Prenons quelques exemples. L’horloge de la poste, repère incontournable pour tous les Jdidis : disparue. L’effigie en bronze du roi Mohammed V, qui trônait fièrement au parc éponyme : envolée. Les deux canons de la Cité portugaise ? Volés dans un premier temps, puis miraculeusement retrouvés au fond des eaux du port et remis en place, après le tollé médiatique soulevé par feu Michel Amengal.

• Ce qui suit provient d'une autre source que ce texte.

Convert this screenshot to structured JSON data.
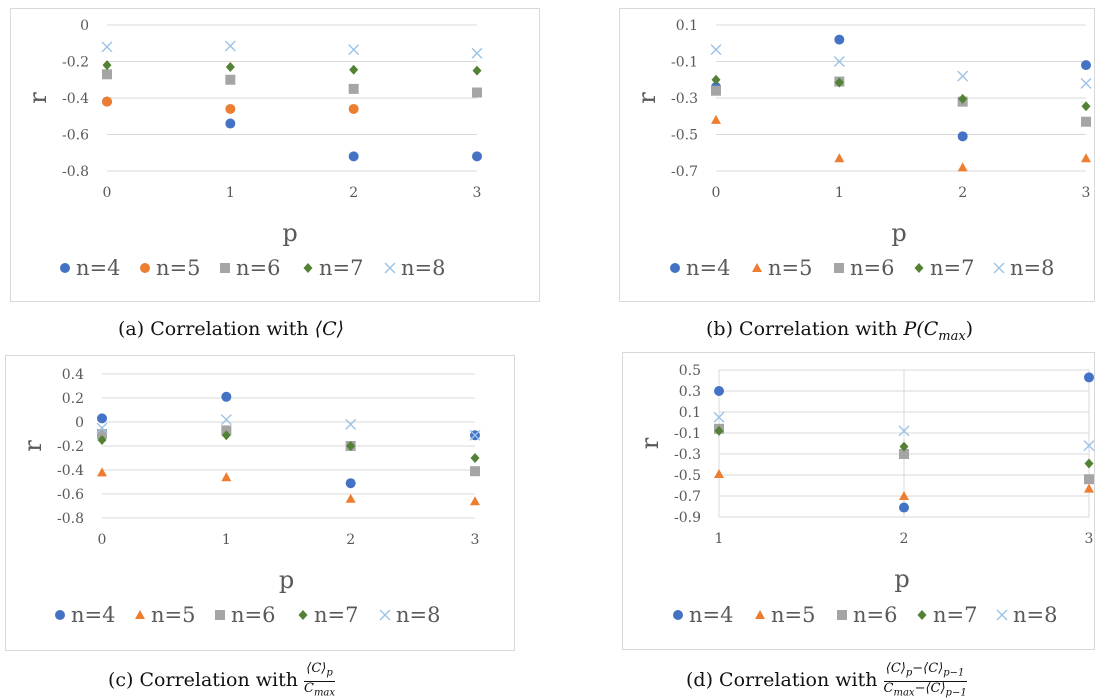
{
  "chart_data": [
    {
      "id": "a",
      "type": "scatter",
      "caption_prefix": "(a) Correlation with",
      "caption_math": "⟨C⟩",
      "xlabel": "p",
      "ylabel": "r",
      "x_ticks": [
        "0",
        "1",
        "2",
        "3"
      ],
      "y_ticks": [
        "0",
        "-0.2",
        "-0.4",
        "-0.6",
        "-0.8"
      ],
      "y_tick_values": [
        0,
        -0.2,
        -0.4,
        -0.6,
        -0.8
      ],
      "ylim": [
        -0.8,
        0
      ],
      "xlim": [
        0,
        3
      ],
      "grid": "horizontal",
      "legend_position": "bottom",
      "series": [
        {
          "name": "n=4",
          "marker": "circle",
          "color": "#4472C4",
          "x": [
            0,
            1,
            2,
            3
          ],
          "y": [
            -0.42,
            -0.54,
            -0.72,
            -0.72
          ]
        },
        {
          "name": "n=5",
          "marker": "circle",
          "color": "#ED7D31",
          "x": [
            0,
            1,
            2,
            3
          ],
          "y": [
            -0.42,
            -0.46,
            -0.46,
            -0.37
          ]
        },
        {
          "name": "n=6",
          "marker": "square",
          "color": "#A5A5A5",
          "x": [
            0,
            1,
            2,
            3
          ],
          "y": [
            -0.27,
            -0.3,
            -0.35,
            -0.37
          ]
        },
        {
          "name": "n=7",
          "marker": "diamond",
          "color": "#548235",
          "x": [
            0,
            1,
            2,
            3
          ],
          "y": [
            -0.22,
            -0.23,
            -0.245,
            -0.25
          ]
        },
        {
          "name": "n=8",
          "marker": "x",
          "color": "#9DC3E6",
          "x": [
            0,
            1,
            2,
            3
          ],
          "y": [
            -0.12,
            -0.115,
            -0.135,
            -0.155
          ]
        }
      ]
    },
    {
      "id": "b",
      "type": "scatter",
      "caption_prefix": "(b) Correlation with",
      "caption_math": "P(C",
      "caption_sub": "max",
      "caption_after": ")",
      "xlabel": "p",
      "ylabel": "r",
      "x_ticks": [
        "0",
        "1",
        "2",
        "3"
      ],
      "y_ticks": [
        "0.1",
        "-0.1",
        "-0.3",
        "-0.5",
        "-0.7"
      ],
      "y_tick_values": [
        0.1,
        -0.1,
        -0.3,
        -0.5,
        -0.7
      ],
      "ylim": [
        -0.7,
        0.1
      ],
      "xlim": [
        0,
        3
      ],
      "grid": "horizontal",
      "legend_position": "bottom",
      "series": [
        {
          "name": "n=4",
          "marker": "circle",
          "color": "#4472C4",
          "x": [
            0,
            1,
            2,
            3
          ],
          "y": [
            -0.24,
            0.02,
            -0.51,
            -0.12
          ]
        },
        {
          "name": "n=5",
          "marker": "triangle",
          "color": "#ED7D31",
          "x": [
            0,
            1,
            2,
            3
          ],
          "y": [
            -0.42,
            -0.63,
            -0.68,
            -0.63
          ]
        },
        {
          "name": "n=6",
          "marker": "square",
          "color": "#A5A5A5",
          "x": [
            0,
            1,
            2,
            3
          ],
          "y": [
            -0.26,
            -0.21,
            -0.32,
            -0.43
          ]
        },
        {
          "name": "n=7",
          "marker": "diamond",
          "color": "#548235",
          "x": [
            0,
            1,
            2,
            3
          ],
          "y": [
            -0.2,
            -0.215,
            -0.305,
            -0.345
          ]
        },
        {
          "name": "n=8",
          "marker": "x",
          "color": "#9DC3E6",
          "x": [
            0,
            1,
            2,
            3
          ],
          "y": [
            -0.035,
            -0.1,
            -0.18,
            -0.22
          ]
        }
      ]
    },
    {
      "id": "c",
      "type": "scatter",
      "caption_prefix": "(c) Correlation with",
      "caption_frac_num": "⟨C⟩",
      "caption_frac_num_sub": "p",
      "caption_frac_den": "C",
      "caption_frac_den_sub": "max",
      "xlabel": "p",
      "ylabel": "r",
      "x_ticks": [
        "0",
        "1",
        "2",
        "3"
      ],
      "y_ticks": [
        "0.4",
        "0.2",
        "0",
        "-0.2",
        "-0.4",
        "-0.6",
        "-0.8"
      ],
      "y_tick_values": [
        0.4,
        0.2,
        0,
        -0.2,
        -0.4,
        -0.6,
        -0.8
      ],
      "ylim": [
        -0.8,
        0.4
      ],
      "xlim": [
        0,
        3
      ],
      "grid": "horizontal",
      "legend_position": "bottom",
      "series": [
        {
          "name": "n=4",
          "marker": "circle",
          "color": "#4472C4",
          "x": [
            0,
            1,
            2,
            3
          ],
          "y": [
            0.03,
            0.21,
            -0.51,
            -0.11
          ]
        },
        {
          "name": "n=5",
          "marker": "triangle",
          "color": "#ED7D31",
          "x": [
            0,
            1,
            2,
            3
          ],
          "y": [
            -0.42,
            -0.46,
            -0.64,
            -0.66
          ]
        },
        {
          "name": "n=6",
          "marker": "square",
          "color": "#A5A5A5",
          "x": [
            0,
            1,
            2,
            3
          ],
          "y": [
            -0.1,
            -0.07,
            -0.2,
            -0.41
          ]
        },
        {
          "name": "n=7",
          "marker": "diamond",
          "color": "#548235",
          "x": [
            0,
            1,
            2,
            3
          ],
          "y": [
            -0.15,
            -0.11,
            -0.2,
            -0.3
          ]
        },
        {
          "name": "n=8",
          "marker": "x",
          "color": "#9DC3E6",
          "x": [
            0,
            1,
            2,
            3
          ],
          "y": [
            -0.05,
            0.02,
            -0.02,
            -0.11
          ]
        }
      ]
    },
    {
      "id": "d",
      "type": "scatter",
      "caption_prefix": "(d) Correlation with",
      "caption_frac_num": "⟨C⟩",
      "caption_frac_num_sub": "p",
      "caption_frac_num_mid": "−⟨C⟩",
      "caption_frac_num_sub2": "p−1",
      "caption_frac_den": "C",
      "caption_frac_den_sub": "max",
      "caption_frac_den_mid": "−⟨C⟩",
      "caption_frac_den_sub2": "p−1",
      "xlabel": "p",
      "ylabel": "r",
      "x_ticks": [
        "1",
        "2",
        "3"
      ],
      "y_ticks": [
        "0.5",
        "0.3",
        "0.1",
        "-0.1",
        "-0.3",
        "-0.5",
        "-0.7",
        "-0.9"
      ],
      "y_tick_values": [
        0.5,
        0.3,
        0.1,
        -0.1,
        -0.3,
        -0.5,
        -0.7,
        -0.9
      ],
      "ylim": [
        -0.9,
        0.5
      ],
      "xlim": [
        1,
        3
      ],
      "grid": "both",
      "legend_position": "bottom",
      "series": [
        {
          "name": "n=4",
          "marker": "circle",
          "color": "#4472C4",
          "x": [
            1,
            2,
            3
          ],
          "y": [
            0.3,
            -0.81,
            0.43
          ]
        },
        {
          "name": "n=5",
          "marker": "triangle",
          "color": "#ED7D31",
          "x": [
            1,
            2,
            3
          ],
          "y": [
            -0.49,
            -0.7,
            -0.63
          ]
        },
        {
          "name": "n=6",
          "marker": "square",
          "color": "#A5A5A5",
          "x": [
            1,
            2,
            3
          ],
          "y": [
            -0.06,
            -0.3,
            -0.54
          ]
        },
        {
          "name": "n=7",
          "marker": "diamond",
          "color": "#548235",
          "x": [
            1,
            2,
            3
          ],
          "y": [
            -0.08,
            -0.23,
            -0.39
          ]
        },
        {
          "name": "n=8",
          "marker": "x",
          "color": "#9DC3E6",
          "x": [
            1,
            2,
            3
          ],
          "y": [
            0.05,
            -0.08,
            -0.22
          ]
        }
      ]
    }
  ]
}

Et ce n’est pas tout. Même la morgue n’a pas été épargnée. Ses moteurs de refroidissement ont disparu du jour au lendemain, comme par enchantement. Pourtant, leur déplacement nécessitait une expertise et une logistique que seuls des professionnels aguerris pouvaient mobiliser. Résultat : une morgue hors service. Certains, dans un élan de cynisme désabusé, vont jusqu’à affirmer que c’est à cause de cette panne que la Coupe du monde a été attribuée à une Afrique du Sud, mieux dotée en domaine de santé publique.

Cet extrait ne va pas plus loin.